After completion of the aqueduct, the company grew by selling water to adjacent plantations, and was eventually renamed Alexander & Baldwin Plantation. In 1884 Alexander arranged for the partners to buy the small American Sugar Refinery in California, and later organized a group of Hawaiian planters called the Sugar Factors which became the California and Hawaiian Sugar Company (C&H). Between 1872 and 1900, the company took over more land and sugar mill operations. In 1898, Alexander and Baldwin purchased a controlling interest in one of its rival companies, Hawaiian Commercial & Sugar Company (HC&S) from Claus Spreckels. By 1899, the company bought two of Maui’s railroad lines. On June 30, 1900, Alexander & Baldwin, Ltd. was incorporated.
Alexander left running the company to others, and became an adventurer. In 1893 he bicycled through Europe. He traveled through the Pacific Ocean in 1896, including the Marquesas Islands where his parents traveled before he was born, China, and Japan. He also had a winter home on Maui called Olinda, and a summer home in Shasta County, California.
Legacy
Alexander & Baldwin became one of the "Big Five" corporations that dominated the economy of the Territory of Hawaii. A&B is listed on the New York Stock Exchange and was added as part of the Dow Jones Transportation Average after purchasing Matson Navigation Company. It continues to produce sugar and operates a museum on Maui.

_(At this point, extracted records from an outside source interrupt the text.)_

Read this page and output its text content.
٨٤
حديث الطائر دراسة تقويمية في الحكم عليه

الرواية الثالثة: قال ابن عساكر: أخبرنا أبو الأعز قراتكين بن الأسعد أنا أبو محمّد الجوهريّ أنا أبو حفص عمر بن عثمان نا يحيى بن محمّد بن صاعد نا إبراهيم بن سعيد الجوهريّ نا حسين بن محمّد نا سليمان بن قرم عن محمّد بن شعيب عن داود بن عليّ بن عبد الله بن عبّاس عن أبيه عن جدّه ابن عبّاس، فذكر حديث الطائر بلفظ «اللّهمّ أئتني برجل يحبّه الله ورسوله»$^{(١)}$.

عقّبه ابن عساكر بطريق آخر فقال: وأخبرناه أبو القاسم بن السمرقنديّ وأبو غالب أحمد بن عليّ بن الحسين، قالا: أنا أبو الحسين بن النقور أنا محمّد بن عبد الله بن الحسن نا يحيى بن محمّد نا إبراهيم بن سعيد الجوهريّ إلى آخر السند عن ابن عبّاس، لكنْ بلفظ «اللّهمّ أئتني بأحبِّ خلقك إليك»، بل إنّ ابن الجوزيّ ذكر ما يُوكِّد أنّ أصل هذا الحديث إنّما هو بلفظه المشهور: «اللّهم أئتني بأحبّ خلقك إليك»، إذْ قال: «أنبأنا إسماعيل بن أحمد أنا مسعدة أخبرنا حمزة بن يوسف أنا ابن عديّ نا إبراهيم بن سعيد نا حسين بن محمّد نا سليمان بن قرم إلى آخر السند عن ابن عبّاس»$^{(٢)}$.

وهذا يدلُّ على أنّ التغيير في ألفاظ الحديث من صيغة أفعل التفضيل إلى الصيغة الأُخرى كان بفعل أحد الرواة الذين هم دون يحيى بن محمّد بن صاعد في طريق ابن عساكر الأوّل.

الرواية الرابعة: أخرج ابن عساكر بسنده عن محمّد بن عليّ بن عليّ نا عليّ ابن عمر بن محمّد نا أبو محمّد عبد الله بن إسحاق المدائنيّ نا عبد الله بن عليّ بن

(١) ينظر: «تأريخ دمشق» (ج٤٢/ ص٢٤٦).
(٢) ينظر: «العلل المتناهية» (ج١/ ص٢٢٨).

Alexander had two sons and three daughters. Wallace M. Alexander went on to serve as chairman of Alexander & Baldwin and as a trustee of Stanford University, as director of the California and Hawaiian Sugar Company and Pacific Gas and Electric Company, and died November 22, 1939.Wallace's daughter Martha Alexander Gerbode (1909–1971) became an environmental activist and philanthropist.

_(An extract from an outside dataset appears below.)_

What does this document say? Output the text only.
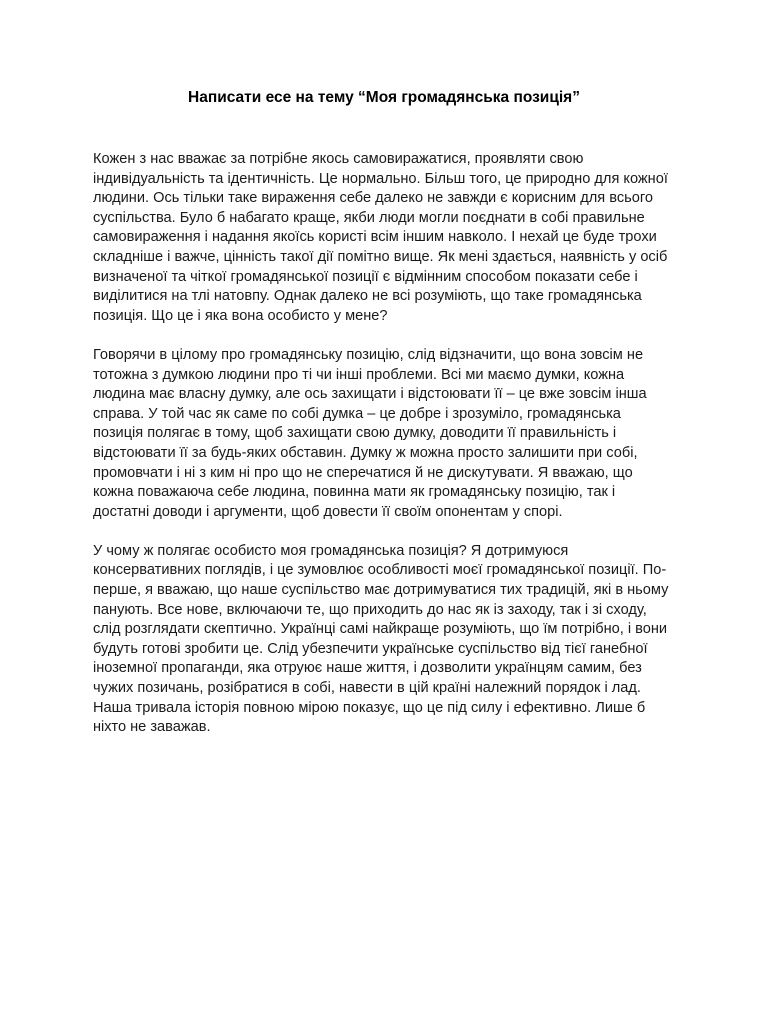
Написати есе на тему “Моя громадянська позиція”

Кожен з нас вважає за потрібне якось самовиражатися, проявляти свою індивідуальність та ідентичність. Це нормально. Більш того, це природно для кожної людини. Ось тільки таке вираження себе далеко не завжди є корисним для всього суспільства. Було б набагато краще, якби люди могли поєднати в собі правильне самовираження і надання якоїсь користі всім іншим навколо. І нехай це буде трохи складніше і важче, цінність такої дії помітно вище. Як мені здається, наявність у осіб визначеної та чіткої громадянської позиції є відмінним способом показати себе і виділитися на тлі натовпу. Однак далеко не всі розуміють, що таке громадянська позиція. Що це і яка вона особисто у мене?

Говорячи в цілому про громадянську позицію, слід відзначити, що вона зовсім не тотожна з думкою людини про ті чи інші проблеми. Всі ми маємо думки, кожна людина має власну думку, але ось захищати і відстоювати її – це вже зовсім інша справа. У той час як саме по собі думка – це добре і зрозуміло, громадянська позиція полягає в тому, щоб захищати свою думку, доводити її правильність і відстоювати її за будь-яких обставин. Думку ж можна просто залишити при собі, промовчати і ні з ким ні про що не сперечатися й не дискутувати. Я вважаю, що кожна поважаюча себе людина, повинна мати як громадянську позицію, так і достатні доводи і аргументи, щоб довести її своїм опонентам у спорі.

У чому ж полягає особисто моя громадянська позиція? Я дотримуюся консервативних поглядів, і це зумовлює особливості моєї громадянської позиції. По-перше, я вважаю, що наше суспільство має дотримуватися тих традицій, які в ньому панують. Все нове, включаючи те, що приходить до нас як із заходу, так і зі сходу, слід розглядати скептично. Українці самі найкраще розуміють, що їм потрібно, і вони будуть готові зробити це. Слід убезпечити українське суспільство від тієї ганебної іноземної пропаганди, яка отруює наше життя, і дозволити українцям самим, без чужих позичань, розібратися в собі, навести в цій країні належний порядок і лад. Наша тривала історія повною мірою показує, що це під силу і ефективно. Лише б ніхто не заважав.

Alexander's daughters were Juliette Alexander (1865–1948), Annie Montague Alexander (1867–1950), and Martha Mabel Alexander (1878–1970). A second son, Clarence Chambers, died young (1880–1884).
In 1904, Samuel Alexander arranged a trip with daughter Annie and Thomas L. Gulick, son of another missionary Peter Johnson Gulick (1796–1877). The men were looking forward to hunting big game in Africa, while Annie was developing an interest in paleontology. Gulick became ill and died August 15, 1904 in Kijabe, Kenya. On September 8 the Alexanders reached Victoria Falls. The next day they crossed the Zambezi river and climbed down the canyon for a better view. While posing for a picture, Samuel was hit by a boulder tossed down from workers above that crushed his foot. He was buried at the Old Drift cemetery after dying a day later on September 10, 1904.
Annie continued to go on expeditions through her 80th birthday, and founded two museums. He also has a monument in Mountain View Cemetery in Oakland where other family members are buried.
Martha Mabel married John Thomas Waterhouse (1873–1945) in 1900. The swimming pool at Punahou School was named for their daughter Elizabeth Pinder Waterhouse (1903–1920) who was a student there when she died. The track field is named for Samuel.